Il convient donc, tant pour l'entreprise photographique que pour le mandataire, de stipuler dans son contrat de prestation à qui appartient la propriété des clichés pris lors du mandat réalisé pour le client et si leur publication est autorisée ou non, et à quelles conditions. Sauf disposition contractuelle spécifique, on considérera donc l'entreprise comme propriétaire exclusif de ses oeuvres.

Les personnes photographiées peuvent-elles revendiquer la propriété des images sur lesquelles elles apparaissent?

Dans la LDA, il n'est à aucun moment fait mention de la qualité de sujet ou de modèle d'une oeuvre. Les personnes photographiées, si ces dernières l'ont été dans un lieu public, avec leur accord et sans tromperie, sont donc réputées consentantes à la prise de vue et aux utilisations subséquentes de ces dernières. Elle ne sont nullement propriétaires des clichés qui les représentent.

4/ Les personnes photographiée ont-elles leur mot à dire lors de la prise et de la publication des photographies?

Pour répondre à cette question, c'est dans le code civil suisse qu'il convient de trouver les dispositions relevantes. En effet c'est le domaine de la protection de la personnalité, plus particulièrement du droit à l'image, qui régit ceci.

Lors de la prise de la photographie, la personne photographiée peut s'opposer à ce qu'une telle action prenne place. Il peut en effet invoquer son droit à l'image et refuser la prise de vue. Ce faisant, il rendrait le photographe indélicat coupable d'une "atteinte illicite à sa personnalité" (art. 28 CC), et pourrait alors ester en justice contre ce dernier.
Cependant, si le sujet acquiesce d'être pris en photo, il y a alors un effet libératoire sur le photographe qui ne peut plus être accusé d'atteinte illicite.

Lors de la publication, là encore, c'est le code civil qui va s'appliquer. La personne photographiée bien que réputée accepter les utilisations possibles a posteriori de son cliché, peut saisir le juge si il considère être la victime d'une atteinte illicite. Pour cela, il pourra se fonder sur l'art. 28 CC et demander à ce que les dispositions de l'article 28a CC soient appliquées.

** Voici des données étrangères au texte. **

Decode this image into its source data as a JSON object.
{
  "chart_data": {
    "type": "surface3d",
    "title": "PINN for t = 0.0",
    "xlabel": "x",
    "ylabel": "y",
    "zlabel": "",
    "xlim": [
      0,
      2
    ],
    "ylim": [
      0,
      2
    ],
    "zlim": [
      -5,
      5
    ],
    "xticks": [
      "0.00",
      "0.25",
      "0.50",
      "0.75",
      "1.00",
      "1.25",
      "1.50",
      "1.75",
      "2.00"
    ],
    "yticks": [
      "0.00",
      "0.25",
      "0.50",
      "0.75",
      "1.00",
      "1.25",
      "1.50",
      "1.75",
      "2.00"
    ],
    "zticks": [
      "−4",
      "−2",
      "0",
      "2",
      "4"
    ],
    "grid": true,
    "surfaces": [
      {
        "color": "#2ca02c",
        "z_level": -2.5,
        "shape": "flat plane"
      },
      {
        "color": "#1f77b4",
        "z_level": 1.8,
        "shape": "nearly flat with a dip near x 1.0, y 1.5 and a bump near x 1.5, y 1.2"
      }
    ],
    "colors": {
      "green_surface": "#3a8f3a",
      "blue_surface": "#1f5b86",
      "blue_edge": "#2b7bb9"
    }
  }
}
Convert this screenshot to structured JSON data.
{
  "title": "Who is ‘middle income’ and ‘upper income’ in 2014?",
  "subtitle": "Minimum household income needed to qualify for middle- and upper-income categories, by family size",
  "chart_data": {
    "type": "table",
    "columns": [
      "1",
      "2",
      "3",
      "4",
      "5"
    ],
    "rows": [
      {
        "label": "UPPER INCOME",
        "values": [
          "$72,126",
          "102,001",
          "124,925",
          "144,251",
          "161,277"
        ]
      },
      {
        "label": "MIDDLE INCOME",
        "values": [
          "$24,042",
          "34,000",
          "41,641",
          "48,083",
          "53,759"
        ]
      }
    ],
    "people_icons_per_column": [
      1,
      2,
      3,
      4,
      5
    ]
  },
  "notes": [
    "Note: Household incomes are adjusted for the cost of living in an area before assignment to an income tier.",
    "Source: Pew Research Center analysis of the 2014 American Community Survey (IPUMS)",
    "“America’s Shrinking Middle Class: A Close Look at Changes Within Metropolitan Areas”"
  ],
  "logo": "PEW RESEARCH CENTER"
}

Toutefois, il faut que les mesures demandées restent raisonnables et à la mesure de l'atteinte subie, ainsi que le stipule l'art. 28C al. 3 du code civil.

5/ L'entreprise ou le photographe peuvent-ils s'opposer à l'exploitation des photographies par le client, au regard de la LDA?

La loi sur le droit d'auteur existe justement pour stipuler l'étendue des droits dévolus à l'auteur d'un oeuvre eu égard à celle-ci.

L'art. 9 stipule que l'auteur "a le droit exclusif de décider si, quand, de quelle manière et sous quel nom son oeuvre sera divulguée". On voit donc bien ici que, au sens de la loi, c'est bel et bien l'auteur qui va être maître indiscutable des utilisations faites de son oeuvre. L'entreprise ou le photographe pourront donc s'opposer à certaines formes d'exploitation des clichés si ils souhaitent procéder ainsi.

Cependant, il convient de rappeler que si un contrat de prestation à été passé entre le mandataire et le mandant, ce seront les dispositions contractuelles agrées par le client et la société à cet égard qui feront foi. Ainsi, les photographies pourront être exploitées par le client si cela est stipulé, comme il serait de son intérêt de le faire.


6/ La LDA donne-t-elle un droit à l'entreprise ou au photographe de percevoir une rémunération en cas d'exploitation par le client des photographies? Sinon, l'entreprise a-t-elle un autre moyen d'arriver à ce résultat?

La LDA stipule en son article 20 relatif à la "rémunération pour l'usage privé" que "la personne qui (...) reproduit des oeuvres de quelque manière que ce soit pour elle-même ou pour le compte d'un tiers (...) est tenue de verser une rémunération à l'auteur". Ceci vise à clarifier le fait que quiconque va reproduire des oeuvres, même pour un usage privé, doit rémunération à l'auteur pour ce faire. Le client qui souhaite donc utiliser des photos dans un journal interne ou autre moyen analogue devra donc s'acquitter d'une redevance à l'auteur à titre de défraiement. C'est l'un des arguments que peut utiliser la société ayant effectué les prises de vue pour obtenir une rémunération sur la base de ses photos.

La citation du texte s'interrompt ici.